Inspiration can come from the most interesting places. A beach at sunset, a forest with the late afternoon sun piercing through the tree tops, a New York City housing project ...
"What?" you ask. A housing project? Yes, indeed.
After I drop my son off at pre-school, I walk down Nostrand Avenue to pick up my car from wherever my husband has parked it that day (stopping off first, of course, at Dunkin Donuts for a infusion of caffeine). My walk brings me past the Sheepshead Bay/Nostrand Houses, a 34-building New York City Housing Authority development built in the late 1940s.
The development is designed in the "modernist, tower-in-the-park style" popular during the post-war decades. The buildings are blocky, 6-story red brick, set among emerald lawns planted with oak, sycamore and young fruit trees.
At various corners and entrances, there are red brick columns with stone finials. Set into the brickwork are bas-relief squares with stylized oak leaves.
Something about those oak leaves really caught my attention one morning. The way the early-morning sun emphasized the shadows and highlights made me think of Aran sweaters, and all those lovely textured cables. I got an inspiration for a sweater..
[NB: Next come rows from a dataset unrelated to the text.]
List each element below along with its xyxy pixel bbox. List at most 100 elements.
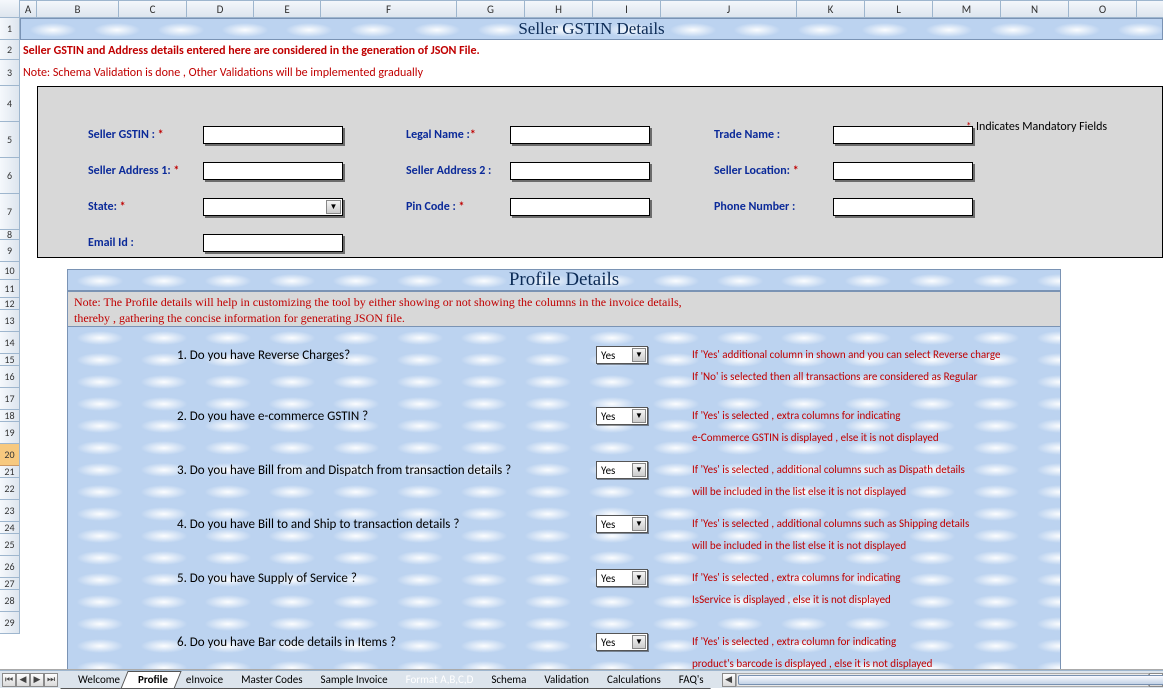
input-seller-gstin[interactable] — [203, 126, 343, 144]
tab-nav-last[interactable]: ⏭ — [44, 673, 58, 687]
row-header-17[interactable]: 17 — [0, 388, 19, 410]
label-seller-addr1: Seller Address 1: * — [88, 164, 179, 178]
col-header-C[interactable]: C — [119, 0, 187, 17]
select-all-corner[interactable] — [0, 0, 20, 18]
row-header-21[interactable]: 21 — [0, 466, 19, 478]
tab-nav-next[interactable]: ▶ — [30, 673, 44, 687]
profile-title: Profile Details — [67, 269, 1061, 291]
col-header-G[interactable]: G — [457, 0, 525, 17]
question-5: 5. Do you have Supply of Service ? — [177, 571, 357, 586]
row-header-23[interactable]: 23 — [0, 500, 19, 522]
row-header-3[interactable]: 3 — [0, 60, 19, 86]
row-header-29[interactable]: 29 — [0, 612, 19, 634]
col-header-E[interactable]: E — [254, 0, 321, 17]
column-headers[interactable]: ABCDEFGHIJKLMNOPQ — [20, 0, 1163, 18]
question-4: 4. Do you have Bill to and Ship to trans… — [177, 517, 459, 532]
sheet-tab-welcome[interactable]: Welcome — [64, 671, 130, 689]
select-question-3[interactable]: Yes▼ — [596, 461, 648, 479]
row-header-28[interactable]: 28 — [0, 590, 19, 612]
row-header-2[interactable]: 2 — [0, 40, 19, 60]
sheet-tab-faq-s[interactable]: FAQ's — [665, 671, 714, 689]
col-header-A[interactable]: A — [20, 0, 37, 17]
row-header-27[interactable]: 27 — [0, 578, 19, 590]
row-header-5[interactable]: 5 — [0, 122, 19, 158]
help-2-l1: If 'Yes' is selected , extra columns for… — [692, 409, 900, 423]
sheet-tab-einvoice[interactable]: eInvoice — [172, 671, 233, 689]
col-header-H[interactable]: H — [525, 0, 593, 17]
input-seller-location[interactable] — [833, 162, 973, 180]
chevron-down-icon: ▼ — [632, 635, 646, 649]
row-header-4[interactable]: 4 — [0, 86, 19, 122]
input-pin[interactable] — [510, 198, 650, 216]
col-header-J[interactable]: J — [661, 0, 797, 17]
sheet-tabs-bar: ⏮ ◀ ▶ ⏭ WelcomeProfile eInvoice Master Cod… — [0, 670, 1163, 688]
row-header-14[interactable]: 14 — [0, 332, 19, 354]
col-header-O[interactable]: O — [1069, 0, 1137, 17]
select-question-1[interactable]: Yes▼ — [596, 346, 648, 364]
tab-label: eInvoice — [186, 673, 223, 686]
col-header-I[interactable]: I — [593, 0, 661, 17]
sheet-tab-validation[interactable]: Validation — [530, 671, 599, 689]
scroll-thumb[interactable] — [738, 675, 1163, 685]
row-header-16[interactable]: 16 — [0, 366, 19, 388]
tab-nav-prev[interactable]: ◀ — [16, 673, 30, 687]
row-header-9[interactable]: 9 — [0, 240, 19, 262]
row-header-13[interactable]: 13 — [0, 310, 19, 332]
row-header-22[interactable]: 22 — [0, 478, 19, 500]
select-question-5[interactable]: Yes▼ — [596, 569, 648, 587]
sheet-tab-format-a-b-c-d[interactable]: Format A,B,C,D — [392, 671, 484, 689]
chevron-down-icon: ▼ — [632, 571, 646, 585]
row-header-15[interactable]: 15 — [0, 354, 19, 366]
col-header-K[interactable]: K — [797, 0, 865, 17]
help-4-l1: If 'Yes' is selected , additional column… — [692, 517, 969, 531]
col-header-D[interactable]: D — [187, 0, 254, 17]
title-text: Seller GSTIN Details — [518, 19, 664, 39]
col-header-B[interactable]: B — [37, 0, 119, 17]
row-header-8[interactable]: 8 — [0, 230, 19, 240]
row-header-19[interactable]: 19 — [0, 422, 19, 444]
input-email[interactable] — [203, 234, 343, 252]
sheet-tab-schema[interactable]: Schema — [477, 671, 536, 689]
col-header-M[interactable]: M — [933, 0, 1001, 17]
sheet-tab-calculations[interactable]: Calculations — [593, 671, 671, 689]
label-phone: Phone Number : — [714, 200, 795, 214]
row-header-10[interactable]: 10 — [0, 262, 19, 280]
sheet-tab-sample-invoice[interactable]: Sample Invoice — [307, 671, 398, 689]
row-header-18[interactable]: 18 — [0, 410, 19, 422]
scroll-track[interactable] — [736, 673, 1149, 687]
row-headers[interactable]: 1234567891011121314151617181920212223242… — [0, 18, 20, 634]
chevron-down-icon: ▼ — [326, 200, 341, 214]
label-email: Email Id : — [88, 236, 134, 250]
select-state[interactable]: ▼ — [203, 198, 343, 216]
row-header-11[interactable]: 11 — [0, 280, 19, 298]
row-header-12[interactable]: 12 — [0, 298, 19, 310]
col-header-N[interactable]: N — [1001, 0, 1069, 17]
input-seller-addr2[interactable] — [510, 162, 650, 180]
row-header-25[interactable]: 25 — [0, 534, 19, 556]
row-header-26[interactable]: 26 — [0, 556, 19, 578]
row-header-1[interactable]: 1 — [0, 18, 19, 40]
h-scroll: ◀ ▶ — [722, 673, 1163, 687]
input-phone[interactable] — [833, 198, 973, 216]
col-header-L[interactable]: L — [865, 0, 933, 17]
col-header-F[interactable]: F — [321, 0, 457, 17]
sheet-tab-profile[interactable]: Profile — [124, 671, 178, 689]
select-question-6[interactable]: Yes▼ — [596, 633, 648, 651]
row-header-7[interactable]: 7 — [0, 194, 19, 230]
row-header-24[interactable]: 24 — [0, 522, 19, 534]
select-question-4[interactable]: Yes▼ — [596, 515, 648, 533]
row-header-6[interactable]: 6 — [0, 158, 19, 194]
tab-nav-first[interactable]: ⏮ — [2, 673, 16, 687]
select-question-2[interactable]: Yes▼ — [596, 407, 648, 425]
label-seller-location: Seller Location: * — [714, 164, 799, 178]
input-seller-addr1[interactable] — [203, 162, 343, 180]
help-2-l2: e-Commerce GSTIN is displayed , else it … — [692, 431, 939, 445]
input-legal-name[interactable] — [510, 126, 650, 144]
col-header-P[interactable]: P — [1137, 0, 1163, 17]
scroll-left-button[interactable]: ◀ — [722, 673, 736, 687]
sheet-tab-master-codes[interactable]: Master Codes — [227, 671, 312, 689]
input-trade-name[interactable] — [833, 126, 973, 144]
tab-nav-buttons: ⏮ ◀ ▶ ⏭ — [0, 673, 60, 687]
tab-label: FAQ's — [679, 673, 704, 686]
row-header-20[interactable]: 20 — [0, 444, 19, 466]
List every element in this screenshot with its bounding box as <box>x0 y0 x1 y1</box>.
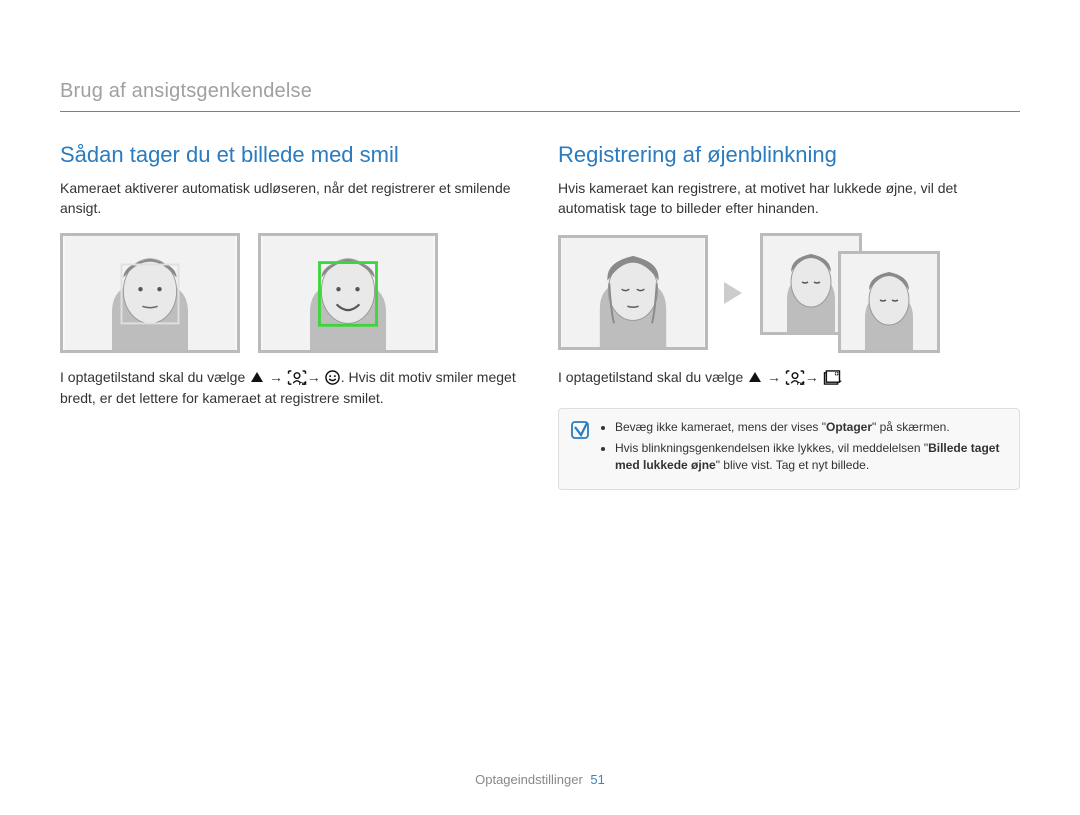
smile-example-row <box>60 233 522 353</box>
smile-shot-intro: Kameraet aktiverer automatisk udløseren,… <box>60 178 522 219</box>
smile-shot-heading: Sådan tager du et billede med smil <box>60 142 522 168</box>
smile-mode-icon <box>325 370 341 385</box>
page-number: 51 <box>590 772 604 787</box>
blink-mode-icon <box>823 370 839 385</box>
left-column: Sådan tager du et billede med smil Kamer… <box>60 142 522 490</box>
up-triangle-icon <box>747 370 763 385</box>
arrow-glyph: → <box>805 369 819 385</box>
blink-detect-heading: Registrering af øjenblinkning <box>558 142 1020 168</box>
face-example-neutral <box>60 233 240 353</box>
arrow-right-icon <box>720 278 748 308</box>
instr-prefix: I optagetilstand skal du vælge <box>558 369 747 385</box>
face-detect-off-icon: OFF <box>287 370 303 385</box>
section-breadcrumb: Brug af ansigtsgenkendelse <box>60 80 1020 103</box>
arrow-glyph: → <box>767 369 781 385</box>
instr-prefix: I optagetilstand skal du vælge <box>60 369 249 385</box>
divider <box>60 111 1020 112</box>
double-shot-frame-2 <box>838 251 940 353</box>
note-box: Bevæg ikke kameraet, mens der vises "Opt… <box>558 408 1020 490</box>
page-footer: Optageindstillinger 51 <box>0 772 1080 787</box>
face-detect-off-icon: OFF <box>785 370 801 385</box>
blink-example-row <box>558 233 1020 353</box>
manual-page: Brug af ansigtsgenkendelse Sådan tager d… <box>0 0 1080 815</box>
arrow-glyph: → <box>269 369 283 385</box>
footer-label: Optageindstillinger <box>475 772 583 787</box>
svg-text:OFF: OFF <box>797 382 805 385</box>
blink-detect-intro: Hvis kameraet kan registrere, at motivet… <box>558 178 1020 219</box>
face-example-eyes-closed <box>558 235 708 350</box>
svg-text:OFF: OFF <box>299 382 307 385</box>
arrow-glyph: → <box>307 369 321 385</box>
double-shot-stack <box>760 233 940 353</box>
note-list: Bevæg ikke kameraet, mens der vises "Opt… <box>599 419 1005 479</box>
note-icon <box>571 421 589 479</box>
blink-detect-instruction: I optagetilstand skal du vælge → OFF → <box>558 367 1020 388</box>
up-triangle-icon <box>249 370 265 385</box>
two-column-layout: Sådan tager du et billede med smil Kamer… <box>60 142 1020 490</box>
note-item-2: Hvis blinkningsgenkendelsen ikke lykkes,… <box>615 440 1005 475</box>
right-column: Registrering af øjenblinkning Hvis kamer… <box>558 142 1020 490</box>
smile-shot-instruction: I optagetilstand skal du vælge → OFF → <box>60 367 522 409</box>
note-item-1: Bevæg ikke kameraet, mens der vises "Opt… <box>615 419 1005 436</box>
face-example-smiling <box>258 233 438 353</box>
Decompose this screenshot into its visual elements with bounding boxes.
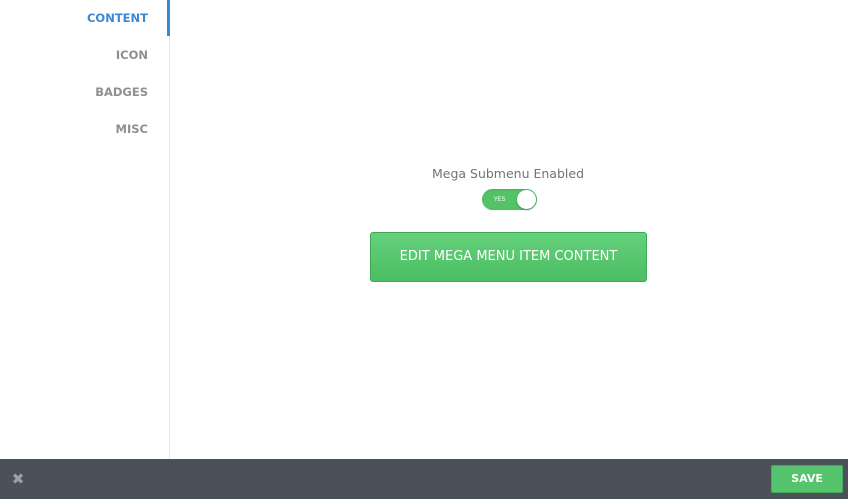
edit-mega-menu-content-button[interactable]: EDIT MEGA MENU ITEM CONTENT <box>370 232 647 282</box>
toggle-knob <box>517 190 536 209</box>
mega-submenu-enabled-label: Mega Submenu Enabled <box>431 166 585 181</box>
tab-content[interactable]: CONTENT <box>0 0 170 36</box>
save-button[interactable]: SAVE <box>771 465 843 493</box>
settings-sidebar: CONTENT ICON BADGES MISC <box>0 0 170 459</box>
mega-submenu-toggle[interactable]: YES <box>482 189 537 210</box>
footer-bar: ✖ SAVE <box>0 459 848 499</box>
close-icon[interactable]: ✖ <box>10 469 26 489</box>
tab-badges[interactable]: BADGES <box>0 74 169 110</box>
toggle-state-text: YES <box>494 196 506 203</box>
tab-misc[interactable]: MISC <box>0 111 169 147</box>
tab-icon[interactable]: ICON <box>0 37 169 73</box>
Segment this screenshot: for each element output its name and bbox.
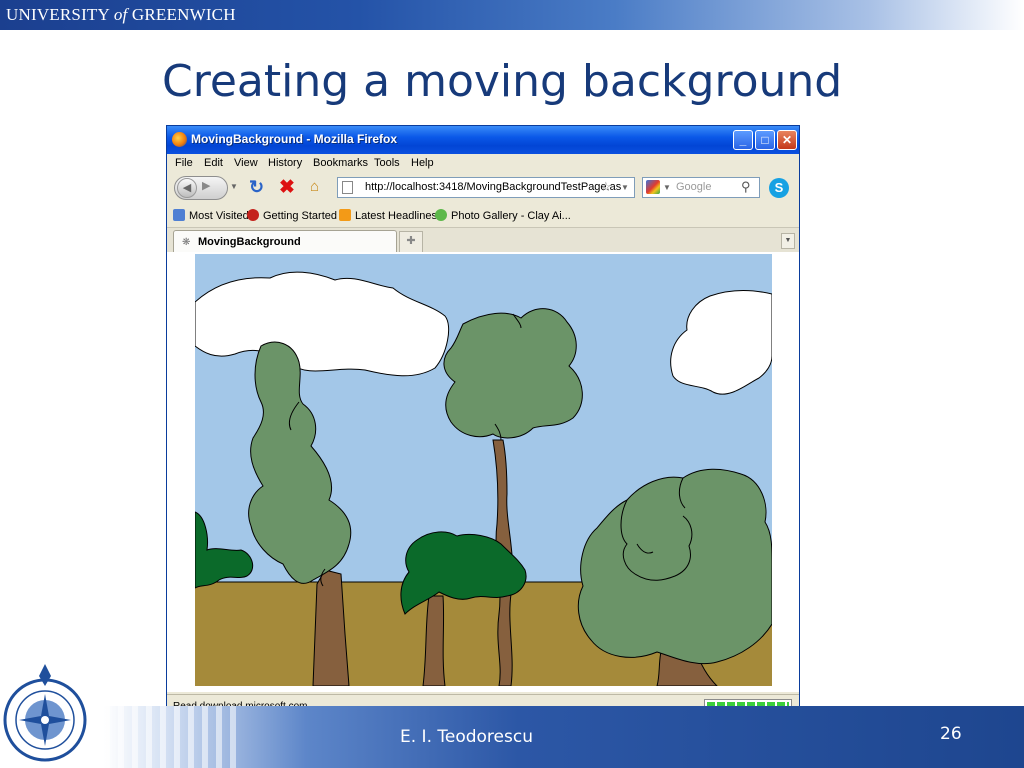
url-dropdown-icon[interactable]: ▼ [621,183,629,192]
bookmark-label: Latest Headlines [355,210,437,222]
menu-help[interactable]: Help [411,157,434,169]
footer-stripes [104,706,244,768]
back-icon[interactable]: ◀ [177,178,197,198]
bookmark-most-visited[interactable]: Most Visited [173,209,249,222]
bookmark-getting-started[interactable]: Getting Started [247,209,337,222]
university-wordmark-pre: UNIVERSITY [6,5,110,24]
bookmark-label: Getting Started [263,210,337,222]
tab-label: MovingBackground [198,236,301,248]
tab-moving-background[interactable]: ❋ MovingBackground [173,230,397,253]
bookmark-star-icon[interactable]: ☆ [600,179,612,195]
address-bar[interactable]: http://localhost:3418/MovingBackgroundTe… [337,177,635,198]
rss-icon [339,209,351,221]
getting-started-icon [247,209,259,221]
slide-page-number: 26 [940,724,962,744]
firefox-icon [172,132,187,147]
photo-gallery-icon [435,209,447,221]
most-visited-icon [173,209,185,221]
bookmark-latest-headlines[interactable]: Latest Headlines [339,209,437,222]
minimize-button[interactable]: _ [733,130,753,150]
bookmarks-toolbar: Most Visited Getting Started Latest Head… [167,204,799,226]
firefox-window: MovingBackground - Mozilla Firefox _ □ ✕… [166,125,800,718]
bookmark-label: Photo Gallery - Clay Ai... [451,210,571,222]
new-tab-icon[interactable]: ✚ [399,231,423,252]
search-engine-dropdown-icon[interactable]: ▼ [663,183,671,192]
tab-list-dropdown-icon[interactable]: ▼ [781,233,795,249]
menu-file[interactable]: File [175,157,193,169]
stop-icon[interactable]: ✖ [279,176,295,199]
forward-icon[interactable]: ▶ [202,179,210,192]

Now, I'm no fashion designer, and I'm even less of an illustrator. But this sweater nagged at me. And I knew that if I didn't put something down on paper, I would lose the idea before I was ready to knit it. So off to the library I went, to borrow books about figure drawing for fashion design. And with a lot of tracing paper, a ton of patience, and much erasing, I came up with the following sketch:
It's hardly Project Runway material, but at least I have a starting point. Now all I have to do is figure out how to actually design the sweater, and I've got it made.